Tom Rodwell- Wood & Waste

Currently resident in New Zealand, Tom Rodwell is a Brit with a complicated history as a session musician (Lonnie Holley, Don McGlashan & various avant-Jazz projects) and as a support artist for Otis Taylor, Leon Russell, Tedeschi/Trucks and many others.

As a songwriter he has an utterly strange way of putting disconnected lines together to make the stories in his songs and claims that “All the clues to a song are contained in the first bars of a primitive rhythm guitar part. It’s my job to inhabit that space and gradually tease the rest out”.
It creates an intense and dense sound and I could hear influences ranging from Jack Bruce, David Byrne and Pete Brown all through the album.

The opening track, ‘Don’t Be A Fugitive All Your Life’ has a slow plodding rhythm and it brought to mind a chain gang or a cotton picking Blues.

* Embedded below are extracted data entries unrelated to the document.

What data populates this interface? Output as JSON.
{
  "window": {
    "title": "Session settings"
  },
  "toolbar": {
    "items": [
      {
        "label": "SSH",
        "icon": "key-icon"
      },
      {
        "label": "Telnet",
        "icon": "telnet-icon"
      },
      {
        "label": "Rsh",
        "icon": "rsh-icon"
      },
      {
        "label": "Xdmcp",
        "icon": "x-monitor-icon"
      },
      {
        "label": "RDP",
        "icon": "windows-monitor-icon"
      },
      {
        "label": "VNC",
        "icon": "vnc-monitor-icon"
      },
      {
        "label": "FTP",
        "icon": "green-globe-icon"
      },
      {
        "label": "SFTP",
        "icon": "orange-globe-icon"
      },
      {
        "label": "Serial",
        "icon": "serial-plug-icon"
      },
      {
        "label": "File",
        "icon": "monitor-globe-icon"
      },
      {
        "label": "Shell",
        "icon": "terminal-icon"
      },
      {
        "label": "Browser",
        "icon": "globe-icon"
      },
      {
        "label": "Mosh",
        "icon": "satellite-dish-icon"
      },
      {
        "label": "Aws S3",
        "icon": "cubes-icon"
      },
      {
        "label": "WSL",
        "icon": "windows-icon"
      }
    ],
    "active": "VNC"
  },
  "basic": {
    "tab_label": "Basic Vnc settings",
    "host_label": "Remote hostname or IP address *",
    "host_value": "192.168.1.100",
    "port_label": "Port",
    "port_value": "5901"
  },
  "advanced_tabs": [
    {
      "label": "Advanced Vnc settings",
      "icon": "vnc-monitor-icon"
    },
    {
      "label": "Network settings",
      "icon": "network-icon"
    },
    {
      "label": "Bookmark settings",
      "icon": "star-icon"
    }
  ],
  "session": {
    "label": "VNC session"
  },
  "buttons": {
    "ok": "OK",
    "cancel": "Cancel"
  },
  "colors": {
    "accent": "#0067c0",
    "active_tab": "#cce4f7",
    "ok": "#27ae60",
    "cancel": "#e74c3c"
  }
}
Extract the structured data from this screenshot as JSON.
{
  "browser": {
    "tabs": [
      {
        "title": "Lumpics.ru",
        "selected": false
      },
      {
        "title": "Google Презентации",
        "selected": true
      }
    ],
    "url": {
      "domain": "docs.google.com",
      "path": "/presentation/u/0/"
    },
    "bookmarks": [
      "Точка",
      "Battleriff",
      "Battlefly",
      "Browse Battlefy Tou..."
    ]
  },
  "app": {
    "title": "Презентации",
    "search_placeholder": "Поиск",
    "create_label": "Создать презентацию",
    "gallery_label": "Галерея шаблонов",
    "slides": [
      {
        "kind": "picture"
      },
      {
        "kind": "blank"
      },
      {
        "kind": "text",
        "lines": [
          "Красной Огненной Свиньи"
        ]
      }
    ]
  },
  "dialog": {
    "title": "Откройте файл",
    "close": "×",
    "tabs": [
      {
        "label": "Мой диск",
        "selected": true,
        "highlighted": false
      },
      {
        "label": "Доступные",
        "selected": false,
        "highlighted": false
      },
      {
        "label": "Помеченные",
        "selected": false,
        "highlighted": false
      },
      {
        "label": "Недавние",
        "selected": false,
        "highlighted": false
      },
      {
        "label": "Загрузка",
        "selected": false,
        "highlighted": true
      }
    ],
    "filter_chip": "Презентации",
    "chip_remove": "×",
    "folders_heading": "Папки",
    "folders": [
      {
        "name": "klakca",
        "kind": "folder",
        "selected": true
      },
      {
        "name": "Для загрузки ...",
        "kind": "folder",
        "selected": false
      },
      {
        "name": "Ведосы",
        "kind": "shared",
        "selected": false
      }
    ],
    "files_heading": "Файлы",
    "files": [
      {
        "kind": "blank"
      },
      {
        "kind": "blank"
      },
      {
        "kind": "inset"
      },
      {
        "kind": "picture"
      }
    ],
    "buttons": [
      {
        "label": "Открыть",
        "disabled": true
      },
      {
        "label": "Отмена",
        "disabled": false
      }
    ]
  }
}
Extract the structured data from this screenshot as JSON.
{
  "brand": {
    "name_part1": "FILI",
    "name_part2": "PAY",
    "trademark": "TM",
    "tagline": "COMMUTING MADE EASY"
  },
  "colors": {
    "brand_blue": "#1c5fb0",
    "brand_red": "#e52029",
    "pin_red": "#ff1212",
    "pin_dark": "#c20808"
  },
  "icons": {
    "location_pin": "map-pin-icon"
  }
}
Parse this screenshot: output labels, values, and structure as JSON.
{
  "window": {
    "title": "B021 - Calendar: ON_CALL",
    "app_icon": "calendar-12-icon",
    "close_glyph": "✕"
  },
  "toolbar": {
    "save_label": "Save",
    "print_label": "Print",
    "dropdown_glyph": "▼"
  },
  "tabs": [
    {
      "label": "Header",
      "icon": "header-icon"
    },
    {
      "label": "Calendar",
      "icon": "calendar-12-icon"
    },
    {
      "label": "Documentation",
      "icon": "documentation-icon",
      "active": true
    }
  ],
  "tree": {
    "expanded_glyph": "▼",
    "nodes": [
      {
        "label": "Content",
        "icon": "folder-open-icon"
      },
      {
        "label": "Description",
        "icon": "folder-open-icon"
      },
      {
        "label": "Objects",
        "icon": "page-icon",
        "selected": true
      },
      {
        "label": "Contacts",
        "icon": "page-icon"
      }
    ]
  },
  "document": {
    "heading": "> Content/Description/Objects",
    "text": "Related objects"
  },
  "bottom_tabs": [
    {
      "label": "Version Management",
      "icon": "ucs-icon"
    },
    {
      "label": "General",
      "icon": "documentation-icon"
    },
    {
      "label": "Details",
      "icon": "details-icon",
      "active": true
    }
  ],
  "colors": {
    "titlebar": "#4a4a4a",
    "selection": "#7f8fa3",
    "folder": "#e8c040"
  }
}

It takes a few listens to get into the image of a leader instructing his charges to straighten up and get their lives right, and it works, at least in part, because the little extraneous noises bring the image into three dimensions.

Elsewhere, he is supported by a couple from the New Zealand school of free jazz – Chris O’Connor & Jeff Henderson – both superb musicians but with a unique take on percussion that takes ‘Touch Me Like A Teddybear’ well away from the North Mississippi Blues it promises to be, Rodwell’s guitar playing a very different tune to his lyrics. The whole thing should be an ungodly mess, but it holds together brilliantly.

Every track has its own charms and the album draws you in to listen time and again, incredulous at what you heard and trying to unpick it, to unravel the way it is knitted together.

It was all recorded on tape, using original analog machines that give the sound an added warmth and that just adds to the mixture.